放射性标记的异二价肽配体(HBPLs)是一类极具前景的化合物,可用于肿瘤的灵敏且特异性显像,因为与单特异性同类物相比,它们通常具有更优异的特性,并且能够同时或互补地作用于不同的受体类型。在一个HBPL中结合两种分别靶向表皮生长因子受体(EGFR)和整合素αβ的受体特异性试剂,将构成一种结合基序的协同组合,因为这两种受体类型在多种人类肿瘤类型中同时过度表达,并且与疾病进展和转移密切相关。在此,我们设计并合成了两种异二价放射性配体,它们由EGFR特异性肽GE11和αβ特异性环RGD肽组成,带有一个(1,4,7-三氮杂环壬烷-4,7-二基)二乙酸-1-戊二酸螯合剂用于高效放射性标记,以及两种肽之间不同长度的连接子。两种HBPL均以高放射化学产率用镓进行放射性标记,纯度为96 - 99%,摩尔活性为36 - 88 GBq/μmol。评估了[Ga]Ga-和[Ga]Ga-的log 以及对人血清肽酶降解的稳定性,结果显示两种试剂的亲水性都很高,分别为-3.07±0.01和-3.44±0.08,并且在人血清中对肽酶降解具有高稳定性,半衰期分别为272分钟和237分钟。此外,在EGFR阳性的A431细胞和αβ阳性的U87MG细胞上评估了两种HBPL与靶标EGF和整合素αβ受体的受体结合谱。

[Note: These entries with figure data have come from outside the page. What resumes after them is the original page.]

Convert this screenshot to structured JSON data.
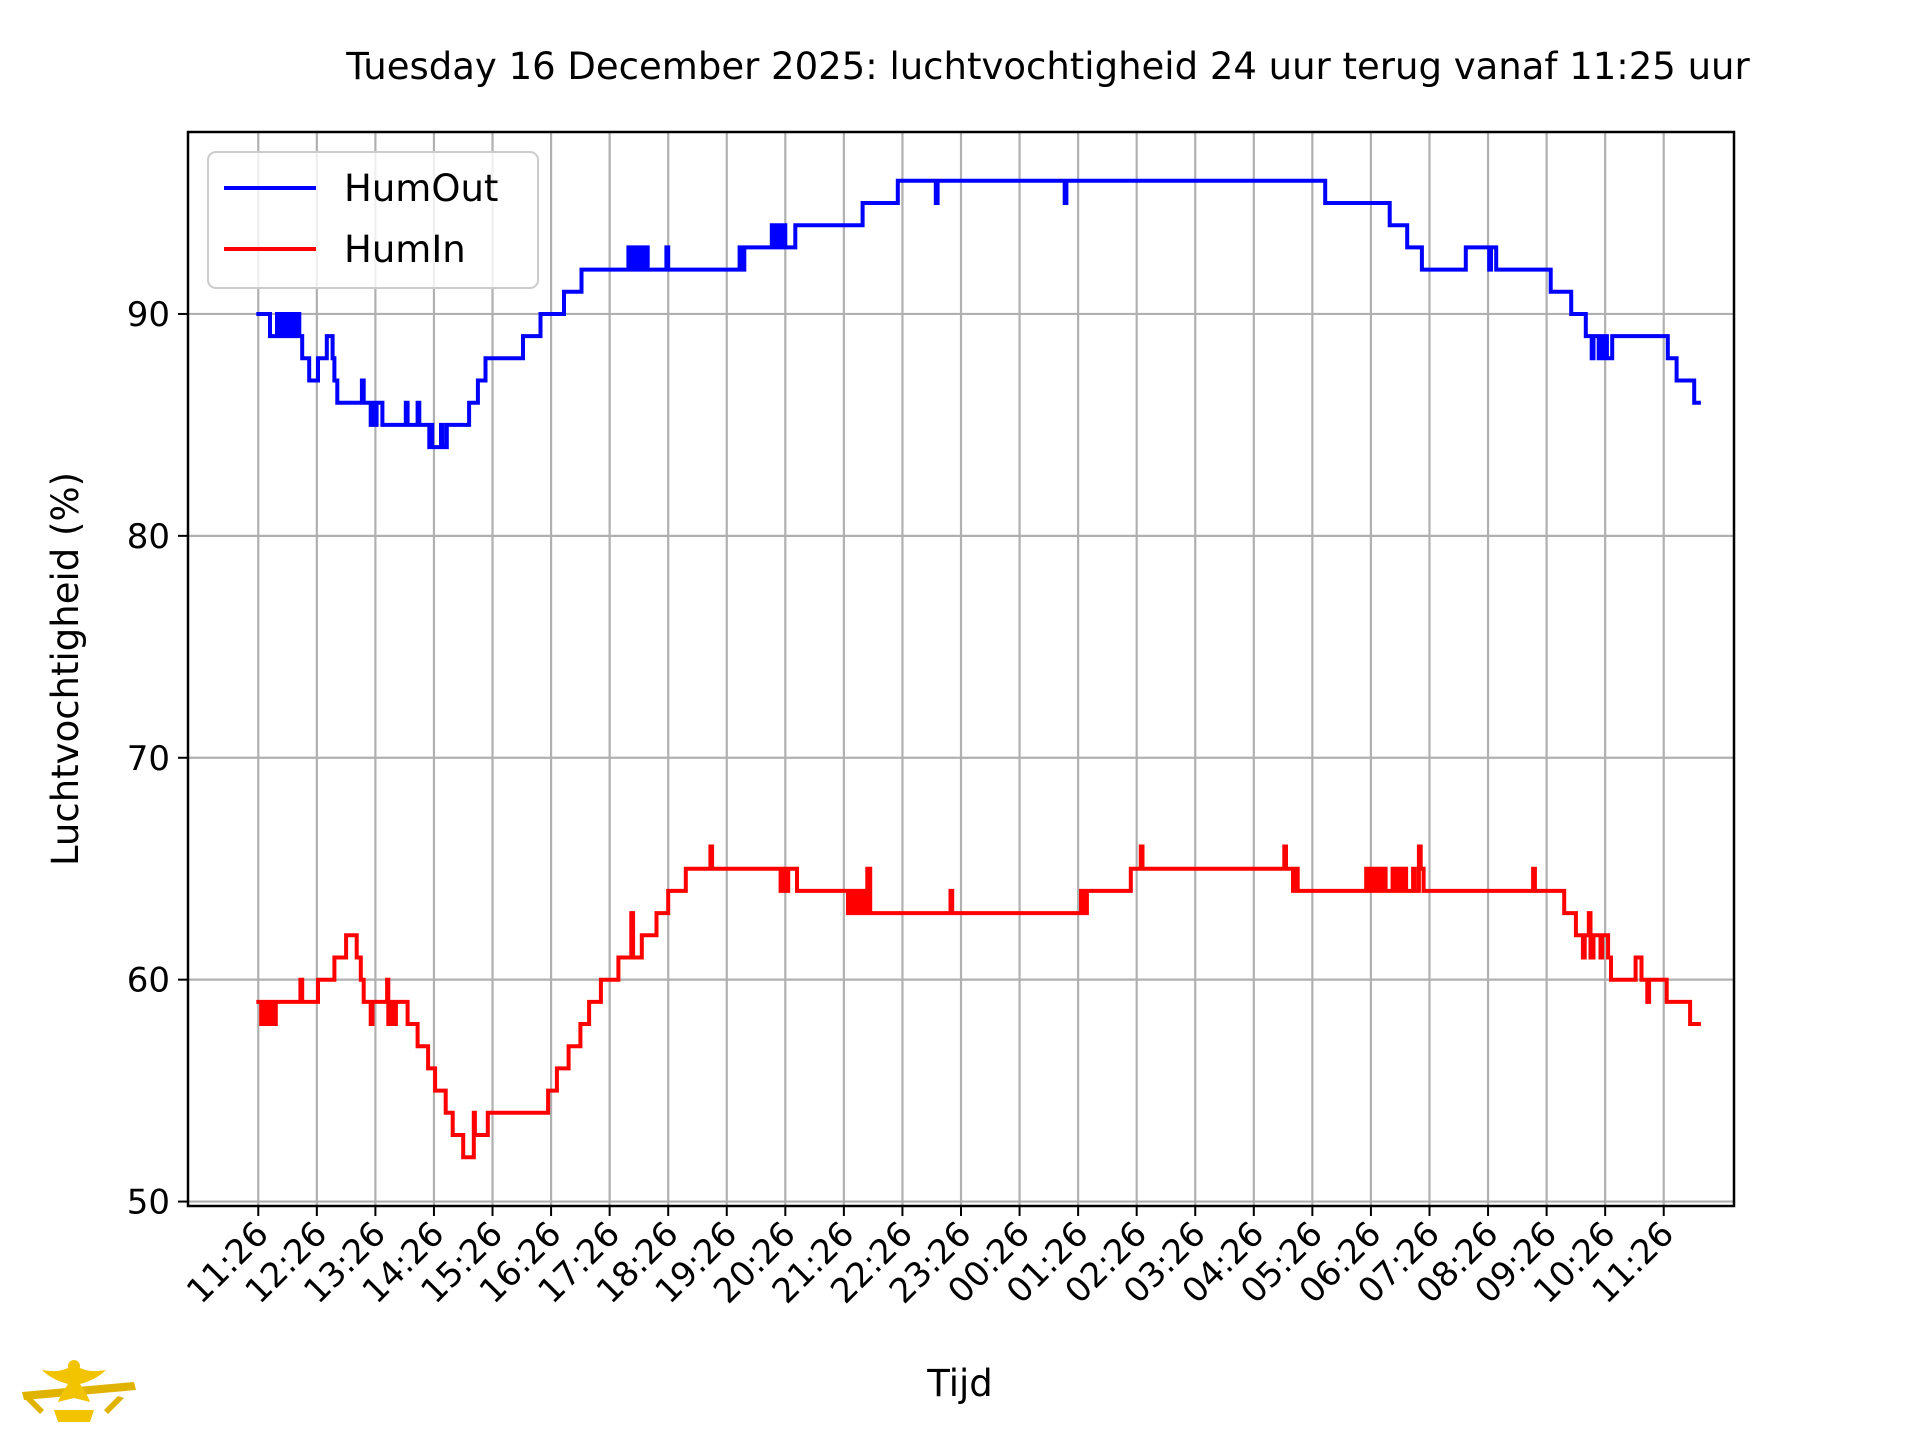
{
  "chart_data": {
    "type": "line",
    "title": "Tuesday 16 December 2025: luchtvochtigheid 24 uur terug vanaf 11:25 uur",
    "xlabel": "Tijd",
    "ylabel": "Luchtvochtigheid (%)",
    "ylim": [
      49.8,
      98.2
    ],
    "yticks": [
      50,
      60,
      70,
      80,
      90
    ],
    "xlim": [
      -1.2,
      25.2
    ],
    "xticks": [
      "11:26",
      "12:26",
      "13:26",
      "14:26",
      "15:26",
      "16:26",
      "17:26",
      "18:26",
      "19:26",
      "20:26",
      "21:26",
      "22:26",
      "23:26",
      "00:26",
      "01:26",
      "02:26",
      "03:26",
      "04:26",
      "05:26",
      "06:26",
      "07:26",
      "08:26",
      "09:26",
      "10:26",
      "11:26"
    ],
    "grid": true,
    "legend_position": "top-left",
    "series": [
      {
        "name": "HumOut",
        "color": "#0000ff",
        "points": [
          [
            0,
            90
          ],
          [
            0.15,
            90
          ],
          [
            0.2,
            89
          ],
          [
            0.3,
            89
          ],
          [
            0.32,
            90
          ],
          [
            0.36,
            89
          ],
          [
            0.4,
            89
          ],
          [
            0.42,
            90
          ],
          [
            0.46,
            89
          ],
          [
            0.5,
            89
          ],
          [
            0.52,
            90
          ],
          [
            0.56,
            89
          ],
          [
            0.58,
            90
          ],
          [
            0.62,
            89
          ],
          [
            0.66,
            90
          ],
          [
            0.7,
            89
          ],
          [
            0.75,
            88
          ],
          [
            0.85,
            88
          ],
          [
            0.87,
            87
          ],
          [
            1.0,
            87
          ],
          [
            1.02,
            88
          ],
          [
            1.15,
            88
          ],
          [
            1.17,
            89
          ],
          [
            1.25,
            89
          ],
          [
            1.27,
            88
          ],
          [
            1.3,
            87
          ],
          [
            1.35,
            86
          ],
          [
            1.75,
            86
          ],
          [
            1.77,
            87
          ],
          [
            1.8,
            86
          ],
          [
            1.9,
            86
          ],
          [
            1.92,
            85
          ],
          [
            1.95,
            86
          ],
          [
            1.97,
            85
          ],
          [
            2.0,
            85
          ],
          [
            2.02,
            86
          ],
          [
            2.1,
            86
          ],
          [
            2.12,
            85
          ],
          [
            2.5,
            85
          ],
          [
            2.52,
            86
          ],
          [
            2.55,
            85
          ],
          [
            2.7,
            85
          ],
          [
            2.72,
            86
          ],
          [
            2.75,
            85
          ],
          [
            2.9,
            85
          ],
          [
            2.92,
            84
          ],
          [
            2.95,
            85
          ],
          [
            2.97,
            84
          ],
          [
            3.1,
            84
          ],
          [
            3.12,
            85
          ],
          [
            3.15,
            84
          ],
          [
            3.2,
            84
          ],
          [
            3.22,
            85
          ],
          [
            3.55,
            85
          ],
          [
            3.6,
            86
          ],
          [
            3.7,
            86
          ],
          [
            3.75,
            87
          ],
          [
            3.85,
            87
          ],
          [
            3.88,
            88
          ],
          [
            4.5,
            88
          ],
          [
            4.52,
            89
          ],
          [
            4.8,
            89
          ],
          [
            4.82,
            90
          ],
          [
            5.2,
            90
          ],
          [
            5.22,
            91
          ],
          [
            5.5,
            91
          ],
          [
            5.52,
            92
          ],
          [
            6.3,
            92
          ],
          [
            6.32,
            93
          ],
          [
            6.35,
            92
          ],
          [
            6.4,
            93
          ],
          [
            6.45,
            92
          ],
          [
            6.5,
            93
          ],
          [
            6.55,
            92
          ],
          [
            6.6,
            93
          ],
          [
            6.65,
            92
          ],
          [
            6.95,
            92
          ],
          [
            6.97,
            93
          ],
          [
            7.0,
            92
          ],
          [
            8.2,
            92
          ],
          [
            8.22,
            93
          ],
          [
            8.25,
            92
          ],
          [
            8.3,
            93
          ],
          [
            8.75,
            93
          ],
          [
            8.77,
            94
          ],
          [
            8.8,
            93
          ],
          [
            8.85,
            94
          ],
          [
            8.9,
            93
          ],
          [
            8.95,
            94
          ],
          [
            9.0,
            93
          ],
          [
            9.15,
            93
          ],
          [
            9.17,
            94
          ],
          [
            10.3,
            94
          ],
          [
            10.32,
            95
          ],
          [
            10.9,
            95
          ],
          [
            10.92,
            96
          ],
          [
            11.55,
            96
          ],
          [
            11.57,
            95
          ],
          [
            11.6,
            96
          ],
          [
            13.75,
            96
          ],
          [
            13.77,
            95
          ],
          [
            13.8,
            96
          ],
          [
            18.2,
            96
          ],
          [
            18.22,
            95
          ],
          [
            19.3,
            95
          ],
          [
            19.32,
            94
          ],
          [
            19.6,
            94
          ],
          [
            19.62,
            93
          ],
          [
            19.85,
            93
          ],
          [
            19.87,
            92
          ],
          [
            20.6,
            92
          ],
          [
            20.62,
            93
          ],
          [
            21.0,
            93
          ],
          [
            21.02,
            92
          ],
          [
            21.05,
            93
          ],
          [
            21.12,
            93
          ],
          [
            21.14,
            92
          ],
          [
            21.25,
            92
          ],
          [
            22.05,
            92
          ],
          [
            22.07,
            91
          ],
          [
            22.4,
            91
          ],
          [
            22.42,
            90
          ],
          [
            22.65,
            90
          ],
          [
            22.67,
            89
          ],
          [
            22.75,
            89
          ],
          [
            22.77,
            88
          ],
          [
            22.8,
            89
          ],
          [
            22.87,
            89
          ],
          [
            22.89,
            88
          ],
          [
            22.92,
            89
          ],
          [
            22.97,
            88
          ],
          [
            23.0,
            89
          ],
          [
            23.03,
            88
          ],
          [
            23.1,
            88
          ],
          [
            23.12,
            89
          ],
          [
            23.45,
            89
          ],
          [
            23.5,
            89
          ],
          [
            24.05,
            89
          ],
          [
            24.07,
            88
          ],
          [
            24.2,
            88
          ],
          [
            24.22,
            87
          ],
          [
            24.5,
            87
          ],
          [
            24.52,
            86
          ],
          [
            24.6,
            86
          ]
        ]
      },
      {
        "name": "HumIn",
        "color": "#ff0000",
        "points": [
          [
            0,
            59
          ],
          [
            0.05,
            58
          ],
          [
            0.1,
            59
          ],
          [
            0.15,
            58
          ],
          [
            0.2,
            59
          ],
          [
            0.25,
            58
          ],
          [
            0.3,
            59
          ],
          [
            0.7,
            59
          ],
          [
            0.72,
            60
          ],
          [
            0.75,
            59
          ],
          [
            1.0,
            59
          ],
          [
            1.02,
            60
          ],
          [
            1.25,
            60
          ],
          [
            1.3,
            61
          ],
          [
            1.45,
            61
          ],
          [
            1.5,
            62
          ],
          [
            1.65,
            62
          ],
          [
            1.68,
            61
          ],
          [
            1.75,
            60
          ],
          [
            1.8,
            59
          ],
          [
            1.9,
            59
          ],
          [
            1.92,
            58
          ],
          [
            1.95,
            59
          ],
          [
            2.15,
            59
          ],
          [
            2.2,
            60
          ],
          [
            2.22,
            58
          ],
          [
            2.26,
            59
          ],
          [
            2.3,
            58
          ],
          [
            2.35,
            59
          ],
          [
            2.5,
            59
          ],
          [
            2.55,
            58
          ],
          [
            2.7,
            58
          ],
          [
            2.72,
            57
          ],
          [
            2.85,
            57
          ],
          [
            2.9,
            56
          ],
          [
            3.0,
            56
          ],
          [
            3.02,
            55
          ],
          [
            3.15,
            55
          ],
          [
            3.2,
            54
          ],
          [
            3.3,
            54
          ],
          [
            3.32,
            53
          ],
          [
            3.45,
            53
          ],
          [
            3.5,
            52
          ],
          [
            3.65,
            52
          ],
          [
            3.68,
            54
          ],
          [
            3.7,
            53
          ],
          [
            3.9,
            53
          ],
          [
            3.92,
            54
          ],
          [
            4.1,
            54
          ],
          [
            4.15,
            54
          ],
          [
            4.9,
            54
          ],
          [
            4.95,
            55
          ],
          [
            5.05,
            55
          ],
          [
            5.1,
            56
          ],
          [
            5.25,
            56
          ],
          [
            5.3,
            57
          ],
          [
            5.45,
            57
          ],
          [
            5.5,
            58
          ],
          [
            5.6,
            58
          ],
          [
            5.65,
            59
          ],
          [
            5.8,
            59
          ],
          [
            5.85,
            60
          ],
          [
            6.1,
            60
          ],
          [
            6.15,
            61
          ],
          [
            6.35,
            61
          ],
          [
            6.37,
            63
          ],
          [
            6.4,
            61
          ],
          [
            6.5,
            61
          ],
          [
            6.55,
            62
          ],
          [
            6.75,
            62
          ],
          [
            6.8,
            63
          ],
          [
            6.95,
            63
          ],
          [
            7.0,
            64
          ],
          [
            7.25,
            64
          ],
          [
            7.3,
            65
          ],
          [
            7.7,
            65
          ],
          [
            7.72,
            66
          ],
          [
            7.75,
            65
          ],
          [
            8.9,
            65
          ],
          [
            8.92,
            64
          ],
          [
            8.95,
            65
          ],
          [
            9.0,
            64
          ],
          [
            9.05,
            65
          ],
          [
            9.15,
            65
          ],
          [
            9.2,
            64
          ],
          [
            10.05,
            64
          ],
          [
            10.07,
            63
          ],
          [
            10.1,
            64
          ],
          [
            10.15,
            63
          ],
          [
            10.2,
            64
          ],
          [
            10.25,
            63
          ],
          [
            10.3,
            64
          ],
          [
            10.35,
            63
          ],
          [
            10.4,
            65
          ],
          [
            10.45,
            63
          ],
          [
            11.8,
            63
          ],
          [
            11.82,
            64
          ],
          [
            11.85,
            63
          ],
          [
            14.0,
            63
          ],
          [
            14.05,
            64
          ],
          [
            14.1,
            63
          ],
          [
            14.15,
            64
          ],
          [
            14.85,
            64
          ],
          [
            14.9,
            65
          ],
          [
            15.05,
            65
          ],
          [
            15.07,
            66
          ],
          [
            15.1,
            65
          ],
          [
            17.5,
            65
          ],
          [
            17.52,
            66
          ],
          [
            17.55,
            65
          ],
          [
            17.65,
            65
          ],
          [
            17.67,
            64
          ],
          [
            17.7,
            65
          ],
          [
            17.75,
            64
          ],
          [
            18.15,
            64
          ],
          [
            18.9,
            64
          ],
          [
            18.92,
            65
          ],
          [
            18.95,
            64
          ],
          [
            19.0,
            65
          ],
          [
            19.05,
            64
          ],
          [
            19.1,
            65
          ],
          [
            19.15,
            64
          ],
          [
            19.2,
            65
          ],
          [
            19.25,
            64
          ],
          [
            19.35,
            64
          ],
          [
            19.37,
            65
          ],
          [
            19.4,
            64
          ],
          [
            19.45,
            65
          ],
          [
            19.5,
            64
          ],
          [
            19.55,
            65
          ],
          [
            19.6,
            64
          ],
          [
            19.7,
            64
          ],
          [
            19.72,
            65
          ],
          [
            19.75,
            64
          ],
          [
            19.8,
            64
          ],
          [
            19.82,
            66
          ],
          [
            19.85,
            65
          ],
          [
            19.9,
            64
          ],
          [
            21.75,
            64
          ],
          [
            21.77,
            65
          ],
          [
            21.8,
            64
          ],
          [
            22.25,
            64
          ],
          [
            22.3,
            63
          ],
          [
            22.45,
            63
          ],
          [
            22.5,
            62
          ],
          [
            22.6,
            62
          ],
          [
            22.62,
            61
          ],
          [
            22.65,
            62
          ],
          [
            22.7,
            62
          ],
          [
            22.72,
            63
          ],
          [
            22.75,
            61
          ],
          [
            22.8,
            62
          ],
          [
            22.9,
            62
          ],
          [
            22.92,
            61
          ],
          [
            22.95,
            62
          ],
          [
            23.05,
            61
          ],
          [
            23.1,
            60
          ],
          [
            23.5,
            60
          ],
          [
            23.52,
            61
          ],
          [
            23.6,
            61
          ],
          [
            23.62,
            60
          ],
          [
            23.7,
            60
          ],
          [
            23.72,
            59
          ],
          [
            23.75,
            60
          ],
          [
            24.0,
            60
          ],
          [
            24.05,
            59
          ],
          [
            24.4,
            59
          ],
          [
            24.45,
            58
          ],
          [
            24.6,
            58
          ]
        ]
      }
    ]
  }
}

最后,我们通过正电子发射断层扫描/计算机断层扫描成像研究了HBPL [Ga]Ga-在荷A431肿瘤的异种移植小鼠中的药代动力学,以评估其对表达EGFR和/或αβ的肿瘤进行受体特异性显像的潜力。在这些实验中,[Ga]Ga-在注射后2小时显示肿瘤摄取为2.79±1.66% ID/g,除肾脏和血液外,高于所有其他器官和组织。受体阻断研究表明,观察到的肿瘤摄取仅由整合素αβ介导,而无法确定GE11肽序列对EGFR介导的肿瘤摄取有贡献。因此,开发放射性标记的EGFR和整合素αβ双特异性HBPLs的方法总体上是可行的,尽管应该使用不同于GE11的另一种肽先导结构作为试剂中EGFR特异性部分 的基础。